Sille kadınının özel gün giysilerinin önemli örneklerinden Kürklü Etekçe daha çok gelinlik olarak giyilmiştir. Bele zıbba adı verilen üçgen bir kuşakla kullanılmıştır. Bu

giysiyle kullanılan takı ve aksesuarlar oldukça zengindir. Konya ve civarında, evlenmiş,

zengin aile kadınlarının giydiği kürklü etekçe baştan ayağa doğru şu şekilde giyilirdi; fes, göğüs tülü (dafk), entariler (Önder, 1971: 430).

Kürklü etekçeyi tamamlayan aksesuarlar:

Fes: Çuhada veya yünden yapılmış bir başlıktır. Etekçe, silah kürkü, sarka, cıbba, leykayıt, ferace üzerinde kullanılan fesin üzerine üçgen ve sivri kısmı yukarı gelecek şekilde, üçgen çevre takılır. Şetari işlik ve şalvarda ise fes üzerine oyalı çember bırakılır (Bedük, 1996: 19).

Üstü basıktır.

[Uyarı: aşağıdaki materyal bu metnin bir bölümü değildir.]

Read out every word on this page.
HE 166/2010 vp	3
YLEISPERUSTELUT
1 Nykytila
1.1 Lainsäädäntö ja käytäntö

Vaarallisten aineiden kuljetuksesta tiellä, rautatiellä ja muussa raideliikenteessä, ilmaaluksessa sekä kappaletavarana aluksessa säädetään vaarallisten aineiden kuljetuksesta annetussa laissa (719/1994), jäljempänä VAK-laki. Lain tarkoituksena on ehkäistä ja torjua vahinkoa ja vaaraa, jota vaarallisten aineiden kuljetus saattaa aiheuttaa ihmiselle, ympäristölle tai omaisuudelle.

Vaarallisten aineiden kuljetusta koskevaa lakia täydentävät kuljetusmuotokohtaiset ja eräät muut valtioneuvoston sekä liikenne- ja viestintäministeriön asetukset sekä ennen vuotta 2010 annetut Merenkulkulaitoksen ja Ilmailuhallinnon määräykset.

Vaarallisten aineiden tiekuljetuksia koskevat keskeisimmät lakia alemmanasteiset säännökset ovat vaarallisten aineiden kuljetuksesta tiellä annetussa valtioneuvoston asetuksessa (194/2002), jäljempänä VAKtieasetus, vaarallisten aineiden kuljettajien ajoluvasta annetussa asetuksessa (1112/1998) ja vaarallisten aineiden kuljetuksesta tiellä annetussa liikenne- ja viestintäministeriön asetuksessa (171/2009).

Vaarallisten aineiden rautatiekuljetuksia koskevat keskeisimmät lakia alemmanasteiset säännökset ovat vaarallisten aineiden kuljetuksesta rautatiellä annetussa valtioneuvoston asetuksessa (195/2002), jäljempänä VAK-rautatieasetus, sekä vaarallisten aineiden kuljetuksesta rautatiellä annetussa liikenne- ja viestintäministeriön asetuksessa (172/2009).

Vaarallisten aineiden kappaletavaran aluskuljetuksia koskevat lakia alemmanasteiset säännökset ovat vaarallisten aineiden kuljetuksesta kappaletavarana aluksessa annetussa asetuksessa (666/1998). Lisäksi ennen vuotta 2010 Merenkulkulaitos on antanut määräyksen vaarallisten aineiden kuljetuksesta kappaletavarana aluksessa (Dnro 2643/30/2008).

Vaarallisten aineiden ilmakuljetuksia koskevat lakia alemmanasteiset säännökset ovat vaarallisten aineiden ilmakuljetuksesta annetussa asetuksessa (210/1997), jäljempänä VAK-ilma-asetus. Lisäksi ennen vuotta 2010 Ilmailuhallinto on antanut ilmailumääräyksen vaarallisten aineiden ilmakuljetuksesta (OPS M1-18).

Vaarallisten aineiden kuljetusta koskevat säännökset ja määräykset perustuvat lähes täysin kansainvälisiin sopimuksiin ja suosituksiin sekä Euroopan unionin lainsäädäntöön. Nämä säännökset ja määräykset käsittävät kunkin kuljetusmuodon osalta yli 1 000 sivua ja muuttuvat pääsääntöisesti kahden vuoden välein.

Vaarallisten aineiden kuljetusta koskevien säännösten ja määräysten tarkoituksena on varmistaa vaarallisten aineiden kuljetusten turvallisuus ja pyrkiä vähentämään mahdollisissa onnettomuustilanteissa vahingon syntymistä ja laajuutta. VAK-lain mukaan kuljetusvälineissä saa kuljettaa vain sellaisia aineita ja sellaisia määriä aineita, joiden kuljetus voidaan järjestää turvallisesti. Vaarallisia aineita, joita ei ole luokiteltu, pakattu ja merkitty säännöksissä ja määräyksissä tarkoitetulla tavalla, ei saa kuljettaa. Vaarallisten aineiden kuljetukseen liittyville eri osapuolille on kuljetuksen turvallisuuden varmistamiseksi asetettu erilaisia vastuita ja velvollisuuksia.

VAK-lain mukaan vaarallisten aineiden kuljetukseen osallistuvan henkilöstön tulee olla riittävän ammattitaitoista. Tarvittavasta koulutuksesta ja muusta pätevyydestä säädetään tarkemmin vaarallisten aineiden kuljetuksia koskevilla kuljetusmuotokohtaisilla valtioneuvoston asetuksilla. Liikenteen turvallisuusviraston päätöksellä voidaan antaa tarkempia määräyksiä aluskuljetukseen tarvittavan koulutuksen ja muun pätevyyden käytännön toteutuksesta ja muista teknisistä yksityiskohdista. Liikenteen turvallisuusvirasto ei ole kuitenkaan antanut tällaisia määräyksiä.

Fes etrafına şifon sarılır, şifonun üzerine iğne takılır veya fes oyaları ile süslenir (Halıcı,1985:424).

Çevre: Çevreler desenli veya düz olur. Etrafı iğne oyaları ile süslenir. Başa giyilen fesi süslemede kullanılan üçgen örtü, dik köşesi üste gelecek şekilde ikiye katlanıp fesin üzerine iğne ile tutturulur (Bedük, 1996: 19). Kadın başlıklarında, genellikle fes üzerinde kullanılan, bazende doğrudan doğruya bir başlık gibi saç üzerine yerleştirirlen tepelikler bir süsleme ögesidir. Altın, gümüş, bakır, pirinç değerli veya

değersiz madenlerden yapılan tepeliklerin taş kakma, kabartma, telkâri tekniği ile bezenen çeşitleri de bulunmaktadır. Bazı türlerin kenarları zincir veya benezler ile süslenmektedir (Özder, 1999: 73).

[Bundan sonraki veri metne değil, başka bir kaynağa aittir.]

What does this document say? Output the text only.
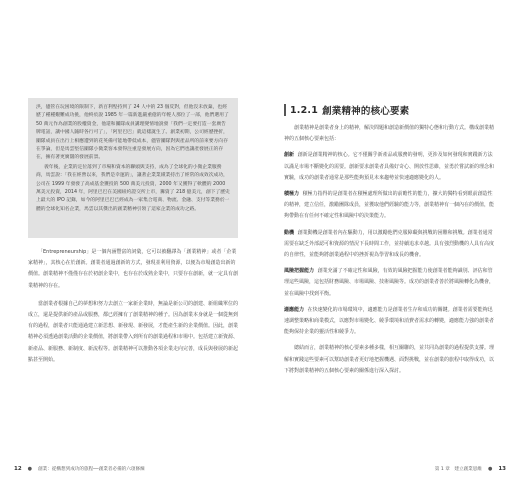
洪，儘管在玩困境的限制下，新百利堅持到了 24 人中的 23 個反對，但他沒未放棄，也經歷了種種艱難成功挑，他終於說 1985 年一篇新進嚴重億的年輕人那位了一部，他們選用了 50 萬元作為創業的股權資金，他還和團隊成員講理變情地說發「我們一定要打造一套廣告牌電話，讓中國人隨時各行可了」，「阿里巴巴」就這樣誕生了。創業初期，公司經歷挫折，團隊成員在出行上相應遭到的花英備可能地帶低成本，儘管團隊對與產品所的前來要方向存在爭論，但是馬雲堅信團隊小微業客本發得注重是發展方向，因為它們也讓產發展正的存在，擁有著更廣闊的發展前景。

義年後，企業的定位落到了市場和資本的聯頭與支持，成為了全球化的小微企業服務商，馬雲說：「我在經營以來，我們是幸運的」，讓著企業業績業持出了經常的成效次成功，公司在 1999 年發發了高成基金獲投的 500 萬美元投資，2000 年又獲得了軟體的 2000 萬美元投資，2014 年，阿里巴巴在美國紐約證交所上市，籌資了 218 億美元，創下了歷史上最大的 IPO 記錄，如今的阿里巴巴已經成為一家集合電商、物流、金融、支付等業務於一體的全球化知名企業，馬雲以其傑出的創業精神引領了這家企業的成功之路。

「Entrepreneurship」是一個內涵豐富的詞彙，它可以被翻譯為「創業精神」或者「企業家精神」，其核心在於創新。創業者通過創新的方式，發現並利用資源，以便為市場創造出新的價值。創業精神不僅僅存在於初創企業中，也存在於成熟企業中，只要存在創新，就一定具有創業精神的存在。

當創業者根據自己的夢想和努力去創立一家新企業時，無論是新公司的創建、新組織單位的成立，還是提供新的產品或服務，都已經擁有了創業精神的種子。因為創業本身就是一個從無到有的過程，創業者只能通過建立新思想、新發現、新發展，才能產生新的企業價值。因此，創業精神必須透過創業活動的企業價值，將創業帶入到所有的創業過程和市場中。包括建立新資源、新產品、新服務、新制度、新流程等。創業精神可以推動各項企業走向完善，成長與發展的新起點甚至開始。

12 ● 創業：從構想到成功的旅程──創業者必備的六項修煉
1.2.1 創業精神的核心要素

創業精神是創業者身上的精神，解決問題和創造新價值的獨特心態和行動方式。構成創業精神的五個核心要素包括：

創新 創新是創業精神的核心。它不僅關乎新產品或服務的發明，更涉及如何發現和實踐新方法以滿足市場不斷變化的需要。創新要求創業者具備好奇心、開放性思維，並勇於嘗試新的理念和實驗，成功的創業者通常是那些能夠預見未來趨勢並快速適應變化的人。

積極力 積極力指得的是創業者在積極處理所做出的前瞻性的能力，擴大的獨特看到眼前創造性的精神，建立信任，激勵團隊成員，並獲取他們經驗的能力等，創業精神有一個內在的價值，能夠帶動在有任何不確定性和風險中的決策能力。

動機 創業動機是創業者內在驅動力，用以激勵他們克服障礙與挑戰的困難和挑戰。創業者通常需要在缺乏外部認可和資源的情況下長時間工作，並持續追求卓越。具有強烈動機的人具有高度的自律性，並能夠將創業過程中的挫折視為學習和成長的機會。

風險把握能力 創業充滿了不確定性和風險，有效的風險把握能力使創業者能夠識別、評估和管理這些風險，這包括財務風險、市場風險、技術風險等。成功的創業者善於將風險轉化為機會，並在風險中找到平衡。

適應能力 在快速變化的市場環境中，適應能力是創業者生存和成功的關鍵。創業者需要能夠迅速調整策略和商業模式，以應對市場變化、競爭環境和消費者需求的轉變，適應能力強的創業者能夠保持企業的靈活性和競爭力。

總結而言，創業精神的核心要素多種多樣，相互關聯的，並共同為創業的過程提供支撐。理解和實踐這些要素可以幫助創業者更好地把握機遇、面對挑戰，並在創業的旅程中取得成功，以下將對創業精神的五個核心要素的關係進行深入探討。

第 1 章　建立創業思維 ● 13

Gögüs tülü (dafk): Beyaz ipekten veya grapondan yapılır. Boynu bir parmak eninde yaka ile çevreler ve göğsü örter, önü yırtmaçlıdır. Kenarı iğne oyası ile süslenir. Beyaz ipek tülden yapılan birkaç santim eninde dik yakalı, kolsuz bir yelektir. İç çamaşırı üzerine giyilir ve yırtmaç kenarı oyalar ile süslenir (Önder,1962:29).

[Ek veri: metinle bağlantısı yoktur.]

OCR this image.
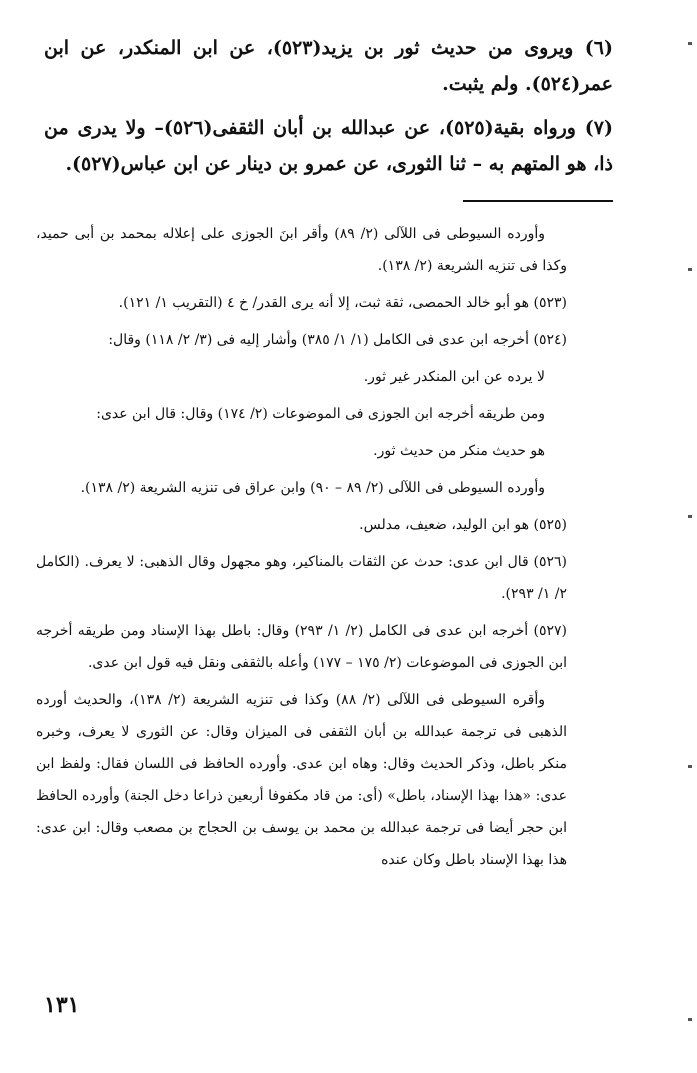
(٦) ويروى من حديث ثور بن يزيد(٥٢٣)، عن ابن المنكدر، عن ابن عمر(٥٢٤). ولم يثبت.

(٧) ورواه بقية(٥٢٥)، عن عبدالله بن أبان الثقفى(٥٢٦)– ولا يدرى من ذا، هو المتهم به – ثنا الثورى، عن عمرو بن دينار عن ابن عباس(٥٢٧).

وأورده السيوطى فى اللآلى (٢/ ٨٩) وأقر ابنَ الجوزى على إعلاله بمحمد بن أبى حميد، وكذا فى تنزيه الشريعة (٢/ ١٣٨).

(٥٢٣) هو أبو خالد الحمصى، ثقة ثبت، إلا أنه يرى القدر/ خ ٤ (التقريب ١/ ١٢١).

(٥٢٤) أخرجه ابن عدى فى الكامل (١/ ١/ ٣٨٥) وأشار إليه فى (٣/ ٢/ ١١٨) وقال:

لا يرده عن ابن المنكدر غير ثور.

ومن طريقه أخرجه ابن الجوزى فى الموضوعات (٢/ ١٧٤) وقال: قال ابن عدى:

هو حديث منكر من حديث ثور.

وأورده السيوطى فى اللآلى (٢/ ٨٩ – ٩٠) وابن عراق فى تنزيه الشريعة (٢/ ١٣٨).

(٥٢٥) هو ابن الوليد، ضعيف، مدلس.

(٥٢٦) قال ابن عدى: حدث عن الثقات بالمناكير، وهو مجهول وقال الذهبى: لا يعرف. (الكامل ٢/ ١/ ٢٩٣).

(٥٢٧) أخرجه ابن عدى فى الكامل (٢/ ١/ ٢٩٣) وقال: باطل بهذا الإسناد ومن طريقه أخرجه ابن الجوزى فى الموضوعات (٢/ ١٧٥ – ١٧٧) وأعله بالثقفى ونقل فيه قول ابن عدى.

وأقره السيوطى فى اللآلى (٢/ ٨٨) وكذا فى تنزيه الشريعة (٢/ ١٣٨)، والحديث أورده الذهبى فى ترجمة عبدالله بن أبان الثقفى فى الميزان وقال: عن الثورى لا يعرف، وخبره منكر باطل، وذكر الحديث وقال: وهاه ابن عدى. وأورده الحافظ فى اللسان فقال: ولفظ ابن عدى: «هذا بهذا الإسناد، باطل» (أى: من قاد مكفوفا أربعين ذراعا دخل الجنة) وأورده الحافظ ابن حجر أيضا فى ترجمة عبدالله بن محمد بن يوسف بن الحجاج بن مصعب وقال: ابن عدى: هذا بهذا الإسناد باطل وكان عنده

١٣١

Zıbba: Şalvar üzerine bağlanan sim ve ipek işlemli üçgen parçadır. Üzeri oldukça süslü aplikeler, sim ve ipek sarmalar pullar ve harçlarla tamamına yakını süsleme ile kapatılmıştır.

Kemer (tokalı kuşak): Çapları 10-15 cm arasında iki büyük altın veya gümüşten yapılmış yuvarlak tokadır. Kemer tokları da ayrı bir özellik taşır. Kullanan kişinin varlığına göre altın, gümüşten hazırlanan bu tokaların üzerinde değerli ve yarı değerli taşlarda bulunmaktadır. Bel kemer toklarına ‘tokurdak’ ismi de verilmektedir.